I nostri giornali, i nostri social pullulano di life coach, evoluzione laica del padre spirituale, un supporto meno impegnativo e insieme più ricercato da quando il "bonus psicologo" ha reso nazional popolare la psicoterapia. E la scuola, ci si immagina, dovrebbe essere life coach per antonomasia. La richiesta è formalizzata da anni: tutte le educazioni (da quella finanziaria, a quella civica, a quella sessuale) dovrebbero far parte dell'offerta formativa. Si delega. Per povertà, per incompetenza, per disperazione, ma spesso per finta. Nel senso che non c'è alcuna consapevolezza nella delega.

C'è presa d'atto del vuoto all'intorno che non consente che rivolgersi all'unica istituzione nazionale che ancora obbligatoriamente intercetta ampie masse. Ma delegare significherebbe affidarsi e ci si può affidare solo dopo avere riconosciuto un bisogno, individuato una risorsa, tracciato una strada. Ci si affida con un consapevole atto di coraggio.
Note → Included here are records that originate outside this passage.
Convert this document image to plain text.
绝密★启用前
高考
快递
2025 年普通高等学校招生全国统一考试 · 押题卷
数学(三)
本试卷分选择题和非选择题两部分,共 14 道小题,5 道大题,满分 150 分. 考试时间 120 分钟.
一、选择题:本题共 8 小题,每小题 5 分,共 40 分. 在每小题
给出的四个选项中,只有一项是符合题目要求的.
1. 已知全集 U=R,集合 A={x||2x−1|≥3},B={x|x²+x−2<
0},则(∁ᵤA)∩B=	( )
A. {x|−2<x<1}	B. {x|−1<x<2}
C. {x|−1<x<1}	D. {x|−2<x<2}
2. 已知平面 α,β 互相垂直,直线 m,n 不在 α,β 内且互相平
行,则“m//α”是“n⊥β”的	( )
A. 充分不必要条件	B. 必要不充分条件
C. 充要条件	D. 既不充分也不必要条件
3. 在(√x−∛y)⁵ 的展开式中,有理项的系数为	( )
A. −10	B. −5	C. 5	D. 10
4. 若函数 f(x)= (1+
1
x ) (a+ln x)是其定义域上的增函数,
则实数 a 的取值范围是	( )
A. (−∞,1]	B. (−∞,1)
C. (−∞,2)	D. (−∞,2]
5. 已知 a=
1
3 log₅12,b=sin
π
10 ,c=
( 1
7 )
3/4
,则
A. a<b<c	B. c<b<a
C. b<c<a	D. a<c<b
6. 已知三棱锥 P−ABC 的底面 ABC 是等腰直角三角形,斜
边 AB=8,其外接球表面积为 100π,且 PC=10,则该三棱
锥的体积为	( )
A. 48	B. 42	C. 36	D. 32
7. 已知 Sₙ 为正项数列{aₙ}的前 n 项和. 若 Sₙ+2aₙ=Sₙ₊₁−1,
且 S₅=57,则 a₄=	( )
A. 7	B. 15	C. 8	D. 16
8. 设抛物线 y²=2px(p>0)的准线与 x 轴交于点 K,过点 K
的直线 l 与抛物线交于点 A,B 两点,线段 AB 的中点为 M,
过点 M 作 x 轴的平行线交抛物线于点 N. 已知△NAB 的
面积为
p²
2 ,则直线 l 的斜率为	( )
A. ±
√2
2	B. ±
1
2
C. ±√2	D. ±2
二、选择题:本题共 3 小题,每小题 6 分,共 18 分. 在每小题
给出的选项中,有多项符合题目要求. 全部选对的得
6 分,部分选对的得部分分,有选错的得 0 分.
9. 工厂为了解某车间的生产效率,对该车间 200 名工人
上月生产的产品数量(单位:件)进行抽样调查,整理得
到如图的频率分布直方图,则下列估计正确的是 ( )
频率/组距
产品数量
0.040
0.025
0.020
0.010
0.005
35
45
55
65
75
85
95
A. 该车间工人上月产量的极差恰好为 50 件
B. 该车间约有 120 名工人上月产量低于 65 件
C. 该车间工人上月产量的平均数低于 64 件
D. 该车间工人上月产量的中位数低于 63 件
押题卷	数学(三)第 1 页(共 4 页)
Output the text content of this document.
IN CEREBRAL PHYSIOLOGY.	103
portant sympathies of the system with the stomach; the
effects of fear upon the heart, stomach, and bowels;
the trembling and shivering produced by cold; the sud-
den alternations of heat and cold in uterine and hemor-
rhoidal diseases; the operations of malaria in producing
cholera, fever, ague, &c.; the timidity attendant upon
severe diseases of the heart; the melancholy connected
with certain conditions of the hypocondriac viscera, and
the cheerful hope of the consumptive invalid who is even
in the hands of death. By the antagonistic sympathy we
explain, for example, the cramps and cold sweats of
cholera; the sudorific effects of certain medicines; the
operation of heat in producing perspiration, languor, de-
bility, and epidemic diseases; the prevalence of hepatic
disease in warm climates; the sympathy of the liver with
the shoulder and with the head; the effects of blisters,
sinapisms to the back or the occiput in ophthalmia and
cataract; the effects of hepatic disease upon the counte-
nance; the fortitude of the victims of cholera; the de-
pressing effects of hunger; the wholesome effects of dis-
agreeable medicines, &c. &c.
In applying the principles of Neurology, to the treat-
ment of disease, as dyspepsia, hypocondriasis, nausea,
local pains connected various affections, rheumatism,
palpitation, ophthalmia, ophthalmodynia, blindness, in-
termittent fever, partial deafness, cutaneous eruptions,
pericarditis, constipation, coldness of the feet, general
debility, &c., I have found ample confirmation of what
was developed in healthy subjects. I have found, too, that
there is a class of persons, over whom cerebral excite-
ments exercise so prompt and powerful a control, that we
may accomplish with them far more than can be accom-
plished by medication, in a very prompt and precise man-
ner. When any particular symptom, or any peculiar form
Nessuno invece si affida davvero alla scuola: chi perché non ha gli strumenti per cogliere il dramma della necessità; chi perché non ha il coraggio che questo abbandono implica, manca di stima nei docenti e nei dirigenti, di fiducia negli studia e allora svilisce l'impresa, pensando di vigilare su di essa, a volte provando a manipolarla per il proprio interesse o a costringerla nelle trame di corporativismi anacronistici; chi perché, pur avendo il potere di farlo, non investe nella scuola.

L'intoppo

Ne deriva un intoppo: non si investe davvero nell'unica fonte da cui ci si aspetta poi una soluzione, da cui ci si aspetta la formazione e l'educazione della popolazione. Sciascia ci avvertiva già diversi decenni fa che si può perfettamente attraversare tutto il sistema di istruzione italiana senza esserne toccati affatto, restando perfettamente ignoranti, e oggi potremmo allargare la portata di questa ignoranza, visto che non sembrano esserci altri in grado di colmarla. Invece di far finta di niente, meglio scandalizzarsi. Perché lo scandalo è inciampo, ostacolo, caduta che costringe a sostare e a rialzarsi. Perché solo se ammettiamo la crisi e la studiamo nella sua interezza e complessità, possiamo sperare di intravedere e poi intraprendere una soluzione.

Il successo formativo: insegnare a vivere

Insegnare a vivere e non solo a stare al mondo. Non è compito esclusivo della scuola, non è neppure – si dirà - un compito diretto, ma se non si vuole condannare la scuola alla totale incomunicabilità e indifferenza all’uomo, occorrerà pensare almeno che essa possa accompagnare in questa direzione, fornire un habitus, uno stile e un metodo che induca a sviluppare queste competenze come un’attitudine, che poi emerga nella vita sotto la sollecitazione degli eventi, del passare del tempo, delle relazioni, dell’io stesso.

Quando presentiamo i nostri studi liceali, convinti inneggiamo all’idea che dallo studio dei classici o delle scienze, dalla riflessione e dalla ricerca, dal rigore e dal metodo, dalla difficoltà dello sforzo e dall’abitudine a non rifuggirlo derivi la capacità di approcciare i problemi e le realtà complesse del presente con comprensione, metodo, rigore. Che dalla bellezza ritrovata nelle idee, nei testi, nelle opere artistiche, nasca la passione per il bello, il giusto.

Occorre incarnare questa idea a scuola: darle corpo, gesti e voce nelle nostre lezioni perché sia visibile, tangibile, credibile. La lezione di Edgar Morin è chiara: non occorre una "testa piena" ma una "testa ben fatta", non dobbiamo puntare a riempire le teste dei nostri studenti, ma dobbiamo insegnare loro a guardare in faccia la complessità, sempre nuova, del mondo e della loro vita, a non banalizzarla e a non scansarla. Questo significa "insegnare a vivere" con gli strumenti specifici della scuola. Occorre che ci prendiamo cura di questa dimensione se vogliamo sperare in un 'successo scolastico' che non sia il successo della scuola o dell'uscirne senza troppi danni.